The Street BBC1, 9pm
The Play for Today slot was consigned to the dustbin decades ago, but Jimmy McGovern's one-off dramas, themed around the residents of a single city street, bring the same menu of social issues to the table, with the same verve and energy.
To date, Bob Hoskins, Anna Friel and Frances Barber have each made appearances in the third series of the award-winning drama. There's nobody quite so starry in tonight's episode, but that doesn't mean there's any reduction in quality as a result.
Tonight we meet Kieran Corrigan (played by Joseph Mawle). He's a full-time chef and a part-time racist, a fact he has no trouble admitting when a blind date with a business colleague he has spoken to only on the phone throws up a surprise: she's black.
"My wife left me for a black man with a gold tooth," he spits before walking out. The next day, a run-in with a Polish bus driver has him yelling obscenities on the way to work.
Coming home from the pub one night, Corrigan sees a young girl in a window in a burning house.
He's frozen with terror but his friend, Duffy, rushes in and saves the girl.

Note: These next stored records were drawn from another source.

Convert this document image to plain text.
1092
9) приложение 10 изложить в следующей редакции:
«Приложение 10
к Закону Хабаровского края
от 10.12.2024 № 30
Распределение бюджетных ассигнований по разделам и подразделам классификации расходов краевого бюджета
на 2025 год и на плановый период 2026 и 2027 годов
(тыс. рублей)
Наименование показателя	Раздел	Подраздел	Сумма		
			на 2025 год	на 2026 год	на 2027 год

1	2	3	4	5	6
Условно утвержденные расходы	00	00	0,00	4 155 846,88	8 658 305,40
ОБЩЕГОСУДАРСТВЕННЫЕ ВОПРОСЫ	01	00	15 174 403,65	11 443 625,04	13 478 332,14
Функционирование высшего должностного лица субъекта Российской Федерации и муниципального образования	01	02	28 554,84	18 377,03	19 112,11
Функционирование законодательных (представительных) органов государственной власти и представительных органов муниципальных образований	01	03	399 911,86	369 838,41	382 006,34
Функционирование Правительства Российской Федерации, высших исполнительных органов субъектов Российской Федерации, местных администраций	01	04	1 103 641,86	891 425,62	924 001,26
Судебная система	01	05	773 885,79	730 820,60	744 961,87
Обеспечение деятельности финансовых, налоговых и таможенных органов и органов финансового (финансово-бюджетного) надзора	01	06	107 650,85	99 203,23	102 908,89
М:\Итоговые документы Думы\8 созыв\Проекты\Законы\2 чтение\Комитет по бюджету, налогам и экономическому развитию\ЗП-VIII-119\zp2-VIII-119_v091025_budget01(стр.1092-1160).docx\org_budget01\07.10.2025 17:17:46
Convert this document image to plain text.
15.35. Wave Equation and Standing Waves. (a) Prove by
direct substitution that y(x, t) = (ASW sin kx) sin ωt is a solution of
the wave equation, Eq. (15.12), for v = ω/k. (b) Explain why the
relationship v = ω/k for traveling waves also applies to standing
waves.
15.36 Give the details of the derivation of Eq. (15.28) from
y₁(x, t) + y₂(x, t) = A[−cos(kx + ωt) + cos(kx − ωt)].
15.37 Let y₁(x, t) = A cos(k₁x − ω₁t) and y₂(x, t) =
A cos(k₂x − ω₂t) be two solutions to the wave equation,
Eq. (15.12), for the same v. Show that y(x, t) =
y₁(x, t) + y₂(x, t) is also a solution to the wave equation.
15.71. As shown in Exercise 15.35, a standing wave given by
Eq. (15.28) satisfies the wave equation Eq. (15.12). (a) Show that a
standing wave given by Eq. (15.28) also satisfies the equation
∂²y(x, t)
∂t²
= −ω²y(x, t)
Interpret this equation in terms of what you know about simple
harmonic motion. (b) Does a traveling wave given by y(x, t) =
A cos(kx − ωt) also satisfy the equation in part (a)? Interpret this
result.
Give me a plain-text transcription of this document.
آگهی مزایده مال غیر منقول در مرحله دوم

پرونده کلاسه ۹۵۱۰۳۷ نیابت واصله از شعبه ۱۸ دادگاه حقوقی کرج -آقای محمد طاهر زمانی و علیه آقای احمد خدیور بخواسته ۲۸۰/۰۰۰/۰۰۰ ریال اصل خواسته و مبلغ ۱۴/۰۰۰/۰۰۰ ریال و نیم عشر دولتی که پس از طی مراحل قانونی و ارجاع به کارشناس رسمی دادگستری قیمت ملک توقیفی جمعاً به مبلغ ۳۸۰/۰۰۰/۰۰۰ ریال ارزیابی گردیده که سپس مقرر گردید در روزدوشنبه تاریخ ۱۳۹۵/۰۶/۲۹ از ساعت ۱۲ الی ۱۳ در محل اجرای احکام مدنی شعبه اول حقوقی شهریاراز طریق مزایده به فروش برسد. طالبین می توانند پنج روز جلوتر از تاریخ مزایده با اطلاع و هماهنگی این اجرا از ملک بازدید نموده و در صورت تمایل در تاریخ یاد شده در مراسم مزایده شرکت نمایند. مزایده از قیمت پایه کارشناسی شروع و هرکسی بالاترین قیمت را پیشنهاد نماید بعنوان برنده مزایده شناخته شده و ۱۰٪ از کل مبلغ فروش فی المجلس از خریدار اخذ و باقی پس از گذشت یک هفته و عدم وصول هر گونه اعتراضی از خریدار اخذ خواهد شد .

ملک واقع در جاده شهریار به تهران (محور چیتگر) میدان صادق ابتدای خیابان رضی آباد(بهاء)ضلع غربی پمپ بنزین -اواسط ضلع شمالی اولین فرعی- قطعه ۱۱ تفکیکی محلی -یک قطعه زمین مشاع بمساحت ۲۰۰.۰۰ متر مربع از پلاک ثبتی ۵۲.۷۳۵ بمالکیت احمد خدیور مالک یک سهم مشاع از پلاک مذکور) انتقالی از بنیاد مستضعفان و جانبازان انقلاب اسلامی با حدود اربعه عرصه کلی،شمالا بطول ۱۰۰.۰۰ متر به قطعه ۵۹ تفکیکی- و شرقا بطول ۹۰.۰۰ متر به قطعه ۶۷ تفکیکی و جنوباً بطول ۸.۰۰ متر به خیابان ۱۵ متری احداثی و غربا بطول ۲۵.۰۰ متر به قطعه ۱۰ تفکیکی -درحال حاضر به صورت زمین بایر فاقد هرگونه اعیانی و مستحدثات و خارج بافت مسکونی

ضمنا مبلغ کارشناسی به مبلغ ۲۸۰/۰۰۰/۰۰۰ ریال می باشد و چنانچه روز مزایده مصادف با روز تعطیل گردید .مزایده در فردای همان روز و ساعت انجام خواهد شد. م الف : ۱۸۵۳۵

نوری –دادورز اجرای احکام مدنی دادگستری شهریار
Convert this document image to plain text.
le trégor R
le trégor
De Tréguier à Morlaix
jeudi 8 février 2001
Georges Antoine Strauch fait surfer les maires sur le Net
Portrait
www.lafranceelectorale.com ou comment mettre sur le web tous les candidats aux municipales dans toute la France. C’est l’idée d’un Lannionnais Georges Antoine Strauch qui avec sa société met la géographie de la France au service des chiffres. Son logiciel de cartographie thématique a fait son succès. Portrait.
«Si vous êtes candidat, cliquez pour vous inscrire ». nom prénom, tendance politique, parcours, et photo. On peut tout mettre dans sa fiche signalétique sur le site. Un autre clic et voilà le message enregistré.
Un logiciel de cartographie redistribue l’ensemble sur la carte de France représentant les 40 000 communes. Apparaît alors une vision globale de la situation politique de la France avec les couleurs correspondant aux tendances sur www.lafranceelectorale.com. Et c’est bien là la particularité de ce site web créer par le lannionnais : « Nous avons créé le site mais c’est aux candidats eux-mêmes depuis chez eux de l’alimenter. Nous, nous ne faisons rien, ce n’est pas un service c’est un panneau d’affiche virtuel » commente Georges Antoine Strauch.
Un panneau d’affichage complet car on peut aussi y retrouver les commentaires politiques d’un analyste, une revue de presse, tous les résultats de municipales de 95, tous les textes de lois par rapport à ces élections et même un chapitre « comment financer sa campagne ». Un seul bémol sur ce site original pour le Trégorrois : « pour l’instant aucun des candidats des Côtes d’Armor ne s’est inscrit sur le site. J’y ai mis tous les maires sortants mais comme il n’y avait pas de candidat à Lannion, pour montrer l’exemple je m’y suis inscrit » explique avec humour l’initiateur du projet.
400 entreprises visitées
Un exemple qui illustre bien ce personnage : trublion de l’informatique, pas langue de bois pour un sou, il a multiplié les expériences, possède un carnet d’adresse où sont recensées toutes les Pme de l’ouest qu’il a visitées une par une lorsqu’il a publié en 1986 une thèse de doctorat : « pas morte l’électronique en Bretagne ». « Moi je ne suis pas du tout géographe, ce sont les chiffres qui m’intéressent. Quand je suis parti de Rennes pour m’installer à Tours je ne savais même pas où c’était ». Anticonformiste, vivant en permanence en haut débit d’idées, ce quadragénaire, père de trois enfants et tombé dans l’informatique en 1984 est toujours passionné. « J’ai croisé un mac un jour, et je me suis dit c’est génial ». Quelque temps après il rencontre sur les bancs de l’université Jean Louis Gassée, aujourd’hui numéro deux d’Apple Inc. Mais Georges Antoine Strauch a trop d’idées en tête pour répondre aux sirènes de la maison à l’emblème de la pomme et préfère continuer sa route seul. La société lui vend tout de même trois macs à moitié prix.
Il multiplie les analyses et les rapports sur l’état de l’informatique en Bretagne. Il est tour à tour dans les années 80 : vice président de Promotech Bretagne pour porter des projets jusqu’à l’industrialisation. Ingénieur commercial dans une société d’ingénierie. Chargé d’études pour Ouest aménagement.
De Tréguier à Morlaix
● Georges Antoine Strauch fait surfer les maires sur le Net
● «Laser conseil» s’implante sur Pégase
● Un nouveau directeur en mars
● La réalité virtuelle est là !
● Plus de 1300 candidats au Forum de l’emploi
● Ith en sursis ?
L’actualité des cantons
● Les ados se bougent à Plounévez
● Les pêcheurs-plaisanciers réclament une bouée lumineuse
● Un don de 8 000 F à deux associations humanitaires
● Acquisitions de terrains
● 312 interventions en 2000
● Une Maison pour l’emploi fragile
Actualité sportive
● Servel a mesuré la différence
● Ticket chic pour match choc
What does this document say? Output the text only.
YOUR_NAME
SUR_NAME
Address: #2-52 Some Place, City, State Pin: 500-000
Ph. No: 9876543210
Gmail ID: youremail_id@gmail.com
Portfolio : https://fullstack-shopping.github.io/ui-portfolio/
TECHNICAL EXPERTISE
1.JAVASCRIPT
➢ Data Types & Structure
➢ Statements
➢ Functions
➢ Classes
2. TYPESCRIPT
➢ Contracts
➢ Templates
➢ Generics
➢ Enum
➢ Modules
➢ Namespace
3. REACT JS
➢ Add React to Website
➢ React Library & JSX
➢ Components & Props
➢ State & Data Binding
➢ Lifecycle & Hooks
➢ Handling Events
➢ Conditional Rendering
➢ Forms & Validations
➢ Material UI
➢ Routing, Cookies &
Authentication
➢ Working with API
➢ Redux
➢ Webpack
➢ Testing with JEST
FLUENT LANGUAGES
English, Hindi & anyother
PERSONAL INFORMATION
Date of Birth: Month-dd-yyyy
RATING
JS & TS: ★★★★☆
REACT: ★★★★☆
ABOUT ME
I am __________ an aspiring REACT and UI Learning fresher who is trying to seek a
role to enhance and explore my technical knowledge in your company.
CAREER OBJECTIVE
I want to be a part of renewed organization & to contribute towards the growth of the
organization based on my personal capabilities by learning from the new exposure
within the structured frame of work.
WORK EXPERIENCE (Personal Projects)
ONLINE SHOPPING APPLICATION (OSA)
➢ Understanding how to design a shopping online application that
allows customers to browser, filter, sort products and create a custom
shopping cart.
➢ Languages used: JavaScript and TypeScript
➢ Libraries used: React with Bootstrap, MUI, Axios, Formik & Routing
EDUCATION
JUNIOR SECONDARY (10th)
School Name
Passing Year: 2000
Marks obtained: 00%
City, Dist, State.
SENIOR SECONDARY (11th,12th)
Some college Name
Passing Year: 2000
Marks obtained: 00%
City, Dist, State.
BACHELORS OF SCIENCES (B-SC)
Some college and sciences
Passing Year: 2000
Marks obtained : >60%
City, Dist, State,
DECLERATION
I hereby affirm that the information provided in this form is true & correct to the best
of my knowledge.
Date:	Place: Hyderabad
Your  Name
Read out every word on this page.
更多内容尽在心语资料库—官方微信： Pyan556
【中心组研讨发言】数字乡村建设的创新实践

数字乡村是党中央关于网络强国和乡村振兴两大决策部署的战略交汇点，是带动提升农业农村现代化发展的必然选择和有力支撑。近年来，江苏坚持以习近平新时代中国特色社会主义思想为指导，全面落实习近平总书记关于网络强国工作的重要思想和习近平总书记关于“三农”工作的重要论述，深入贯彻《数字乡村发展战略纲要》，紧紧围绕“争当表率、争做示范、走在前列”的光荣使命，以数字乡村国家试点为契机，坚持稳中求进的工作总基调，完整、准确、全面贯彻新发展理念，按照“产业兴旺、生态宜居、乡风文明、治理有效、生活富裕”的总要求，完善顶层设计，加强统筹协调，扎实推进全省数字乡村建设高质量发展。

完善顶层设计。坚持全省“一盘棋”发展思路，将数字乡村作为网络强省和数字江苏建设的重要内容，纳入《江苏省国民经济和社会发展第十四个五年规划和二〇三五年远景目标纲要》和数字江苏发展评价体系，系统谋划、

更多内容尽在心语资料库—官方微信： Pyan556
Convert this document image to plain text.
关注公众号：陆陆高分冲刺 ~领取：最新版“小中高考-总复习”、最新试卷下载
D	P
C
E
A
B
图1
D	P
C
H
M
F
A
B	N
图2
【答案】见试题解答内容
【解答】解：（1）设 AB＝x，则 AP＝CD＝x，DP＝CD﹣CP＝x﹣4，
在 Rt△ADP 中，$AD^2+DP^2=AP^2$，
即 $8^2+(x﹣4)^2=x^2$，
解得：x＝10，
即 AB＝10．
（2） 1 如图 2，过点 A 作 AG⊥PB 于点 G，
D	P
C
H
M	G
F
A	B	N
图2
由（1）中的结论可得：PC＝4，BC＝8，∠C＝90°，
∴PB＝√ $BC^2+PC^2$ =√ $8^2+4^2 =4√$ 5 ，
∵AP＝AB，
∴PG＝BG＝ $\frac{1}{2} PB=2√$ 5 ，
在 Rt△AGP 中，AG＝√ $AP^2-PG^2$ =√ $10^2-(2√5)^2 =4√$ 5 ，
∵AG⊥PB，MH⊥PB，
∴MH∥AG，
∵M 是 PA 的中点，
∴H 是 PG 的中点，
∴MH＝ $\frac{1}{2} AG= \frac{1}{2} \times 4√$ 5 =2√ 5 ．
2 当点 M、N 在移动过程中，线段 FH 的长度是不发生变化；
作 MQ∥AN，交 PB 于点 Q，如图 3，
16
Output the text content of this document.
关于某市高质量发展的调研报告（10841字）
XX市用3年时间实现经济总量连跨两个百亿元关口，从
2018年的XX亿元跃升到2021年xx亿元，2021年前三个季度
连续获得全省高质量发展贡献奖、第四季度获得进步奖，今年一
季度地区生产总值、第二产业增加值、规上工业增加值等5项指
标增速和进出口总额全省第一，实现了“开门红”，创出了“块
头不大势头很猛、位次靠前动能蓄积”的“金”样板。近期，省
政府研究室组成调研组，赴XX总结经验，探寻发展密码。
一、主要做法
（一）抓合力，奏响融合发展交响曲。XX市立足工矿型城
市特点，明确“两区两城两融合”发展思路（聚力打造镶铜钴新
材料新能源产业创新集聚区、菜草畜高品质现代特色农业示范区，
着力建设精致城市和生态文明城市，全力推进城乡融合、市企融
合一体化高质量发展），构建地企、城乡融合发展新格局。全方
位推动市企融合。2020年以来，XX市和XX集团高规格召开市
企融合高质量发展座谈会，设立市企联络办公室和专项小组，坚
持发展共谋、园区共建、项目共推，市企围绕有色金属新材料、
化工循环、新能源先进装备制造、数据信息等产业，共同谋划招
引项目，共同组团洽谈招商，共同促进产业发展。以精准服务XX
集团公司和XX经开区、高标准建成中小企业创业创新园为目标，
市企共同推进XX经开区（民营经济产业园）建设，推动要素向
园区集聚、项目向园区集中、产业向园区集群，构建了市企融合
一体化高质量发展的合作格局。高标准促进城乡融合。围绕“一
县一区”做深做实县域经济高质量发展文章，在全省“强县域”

Only thing is, Duffy's supposed to be on invalidity benefit and can't take the credit, so Corrigan becomes the celebrated local hero.
The trouble for him is, the girl is Polish. Even worse, Corrigan falls for her mother, Olenka. To her, as she explains in faltering English, he is a knight in shining armour. At night he pours his self-hatred into a video diary.
McGovern said in a recent interview that he felt the sense of adventure had gone from British cinema and even theatre. But television still had it, he thought. In The Street we have some evidence that he's right.